I believe that trained models are similarly a purely mathematical transformation of {data}, but is transformative in what that can be used for going forward.

"Can" bearing a lot of weight in that sentence.

It's how the human, with agency, uses the model that may be a derivative or copyright infringing use - not the model itself nor necessarily the output.

The output of a generative AI may be similar enough to an existing work that it is derivative of that work. It is possible to construct a prompt that infringes on an existing work even if that work wasn't part of the training data.

For that case, consider you drew a picture. That picture that you just drew isn't part of any training data. I could presumably look at it and describe it with sufficient detail that something similar enough would be generated... and that may be considered a derivative work.
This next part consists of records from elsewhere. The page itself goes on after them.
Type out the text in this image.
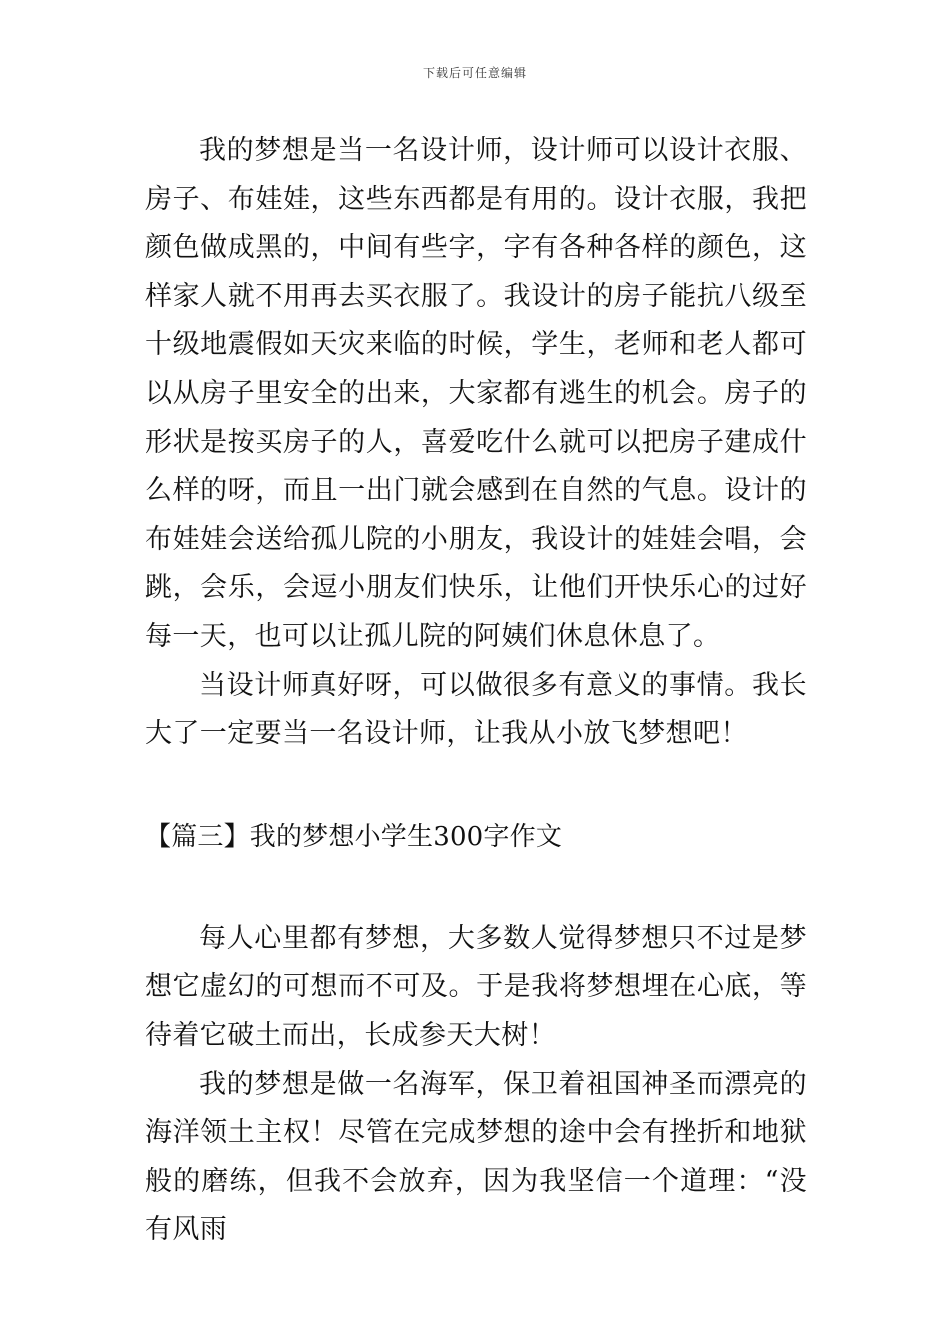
下载后可任意编辑

我的梦想是当一名设计师，设计师可以设计衣服、房子、布娃娃，这些东西都是有用的。设计衣服，我把颜色做成黑的，中间有些字，字有各种各样的颜色，这样家人就不用再去买衣服了。我设计的房子能抗八级至十级地震假如天灾来临的时候，学生，老师和老人都可以从房子里安全的出来，大家都有逃生的机会。房子的形状是按买房子的人，喜爱吃什么就可以把房子建成什么样的呀，而且一出门就会感到在自然的气息。设计的布娃娃会送给孤儿院的小朋友，我设计的娃娃会唱，会跳，会乐，会逗小朋友们快乐，让他们开快乐心的过好每一天，也可以让孤儿院的阿姨们休息休息了。

当设计师真好呀，可以做很多有意义的事情。我长大了一定要当一名设计师，让我从小放飞梦想吧！

【篇三】我的梦想小学生300字作文

每人心里都有梦想，大多数人觉得梦想只不过是梦想它虚幻的可想而不可及。于是我将梦想埋在心底，等待着它破土而出，长成参天大树！

我的梦想是做一名海军，保卫着祖国神圣而漂亮的海洋领土主权！尽管在完成梦想的途中会有挫折和地狱般的磨练，但我不会放弃，因为我坚信一个道理：“没有风雨
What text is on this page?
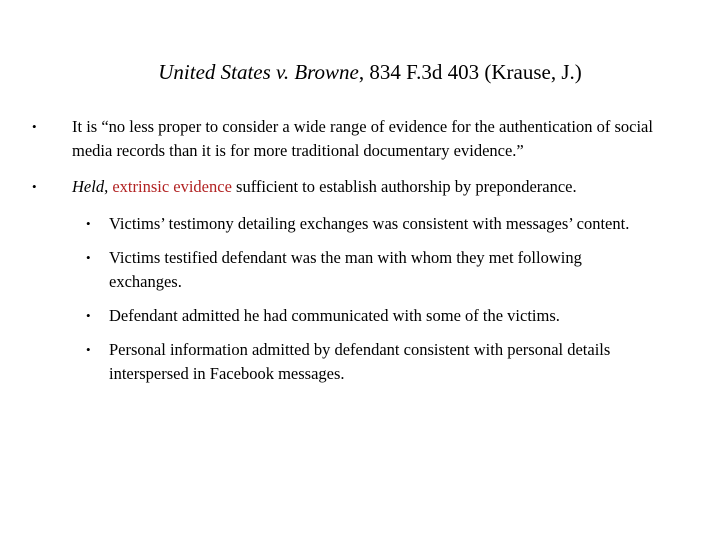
United States v. Browne, 834 F.3d 403 (Krause, J.)
•	It is “no less proper to consider a wide range of evidence for the authentication of social media records than it is for more traditional documentary evidence.”
•	Held, extrinsic evidence sufficient to establish authorship by preponderance.
•	Victims’ testimony detailing exchanges was consistent with messages’ content.
•	Victims testified defendant was the man with whom they met following exchanges.
•	Defendant admitted he had communicated with some of the victims.
•	Personal information admitted by defendant consistent with personal details interspersed in Facebook messages.
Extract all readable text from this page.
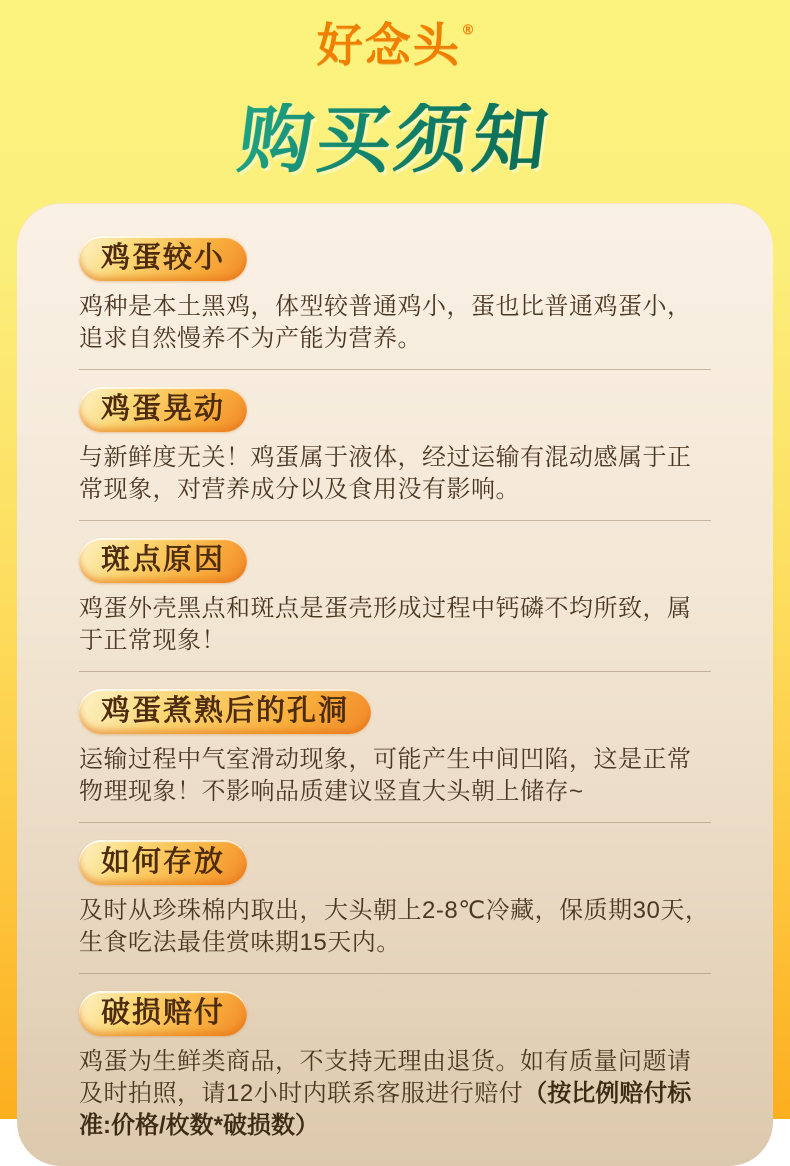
好念头 ®
购买须知
鸡蛋较小

鸡种是本土黑鸡，体型较普通鸡小，蛋也比普通鸡蛋小，追求自然慢养不为产能为营养。

鸡蛋晃动

与新鲜度无关！鸡蛋属于液体，经过运输有混动感属于正常现象，对营养成分以及食用没有影响。

斑点原因

鸡蛋外壳黑点和斑点是蛋壳形成过程中钙磷不均所致，属于正常现象！

鸡蛋煮熟后的孔洞

运输过程中气室滑动现象，可能产生中间凹陷，这是正常物理现象！不影响品质建议竖直大头朝上储存~

如何存放

及时从珍珠棉内取出，大头朝上2-8℃冷藏，保质期30天，生食吃法最佳赏味期15天内。

破损赔付

鸡蛋为生鲜类商品，不支持无理由退货。如有质量问题请及时拍照，请12小时内联系客服进行赔付（按比例赔付标准:价格/枚数*破损数）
The same test could be applied to me describing it to someone on Fiverr with the same outcome.

If I were to publish that work by the generative AI or Fiverr - who would be infringing on copyright? me? or the black box that may be AI or Fiverr that created a picture based on my prompts?
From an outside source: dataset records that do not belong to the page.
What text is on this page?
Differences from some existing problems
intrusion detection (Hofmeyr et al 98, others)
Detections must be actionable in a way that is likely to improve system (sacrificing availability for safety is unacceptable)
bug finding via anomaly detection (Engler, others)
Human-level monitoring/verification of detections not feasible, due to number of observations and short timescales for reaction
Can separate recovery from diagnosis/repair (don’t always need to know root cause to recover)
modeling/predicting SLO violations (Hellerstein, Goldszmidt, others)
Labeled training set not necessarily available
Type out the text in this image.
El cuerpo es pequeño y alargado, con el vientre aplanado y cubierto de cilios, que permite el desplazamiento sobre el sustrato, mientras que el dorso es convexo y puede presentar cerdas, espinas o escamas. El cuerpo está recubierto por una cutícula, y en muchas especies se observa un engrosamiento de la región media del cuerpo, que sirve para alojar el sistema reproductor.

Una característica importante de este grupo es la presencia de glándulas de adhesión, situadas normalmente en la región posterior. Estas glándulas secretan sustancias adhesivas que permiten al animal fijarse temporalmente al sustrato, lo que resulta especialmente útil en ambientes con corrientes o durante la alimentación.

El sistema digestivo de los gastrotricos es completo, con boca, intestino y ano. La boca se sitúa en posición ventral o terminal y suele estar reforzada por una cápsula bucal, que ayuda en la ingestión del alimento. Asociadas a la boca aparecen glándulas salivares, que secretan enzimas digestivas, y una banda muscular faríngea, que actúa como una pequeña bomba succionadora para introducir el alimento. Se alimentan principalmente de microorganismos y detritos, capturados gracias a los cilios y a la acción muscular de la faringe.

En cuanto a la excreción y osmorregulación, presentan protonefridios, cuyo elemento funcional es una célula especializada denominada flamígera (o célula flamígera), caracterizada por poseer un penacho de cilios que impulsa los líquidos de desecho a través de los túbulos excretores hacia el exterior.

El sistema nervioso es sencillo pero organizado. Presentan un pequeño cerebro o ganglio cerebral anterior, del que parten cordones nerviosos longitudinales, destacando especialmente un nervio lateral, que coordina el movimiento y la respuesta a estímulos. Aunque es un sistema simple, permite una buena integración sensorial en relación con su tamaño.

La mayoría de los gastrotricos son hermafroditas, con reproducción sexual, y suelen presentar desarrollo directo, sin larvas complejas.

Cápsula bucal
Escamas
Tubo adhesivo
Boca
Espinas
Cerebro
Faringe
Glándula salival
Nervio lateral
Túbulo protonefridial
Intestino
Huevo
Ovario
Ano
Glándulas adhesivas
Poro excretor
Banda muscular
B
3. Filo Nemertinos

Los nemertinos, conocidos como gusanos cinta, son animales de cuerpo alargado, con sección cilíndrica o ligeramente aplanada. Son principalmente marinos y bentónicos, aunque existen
Another way to look at it is if a thing reproduced a data subjectively resembling originals and then you used it anyhow, then its non-transformative use, and methods used is just extra details.


No, weights are not just data fed but also the training process itself. I think the whole argument hinges on how much human thought and action is needed in training the model.

On the other end of the spectrum, AI generated content couldn't be copyrighted if there is no human involvement. If someone asks GPT to write 1000 poems, it couldn't be copyrighted.


In a sane legal system a new copyright law would be passed to clarify all of this. In ours, the poor copyright office needs to make things up on the fly.

Their recent decision that implies that anything that AI is used to produce is non-copyrightable is silly, sad, and not sustainable.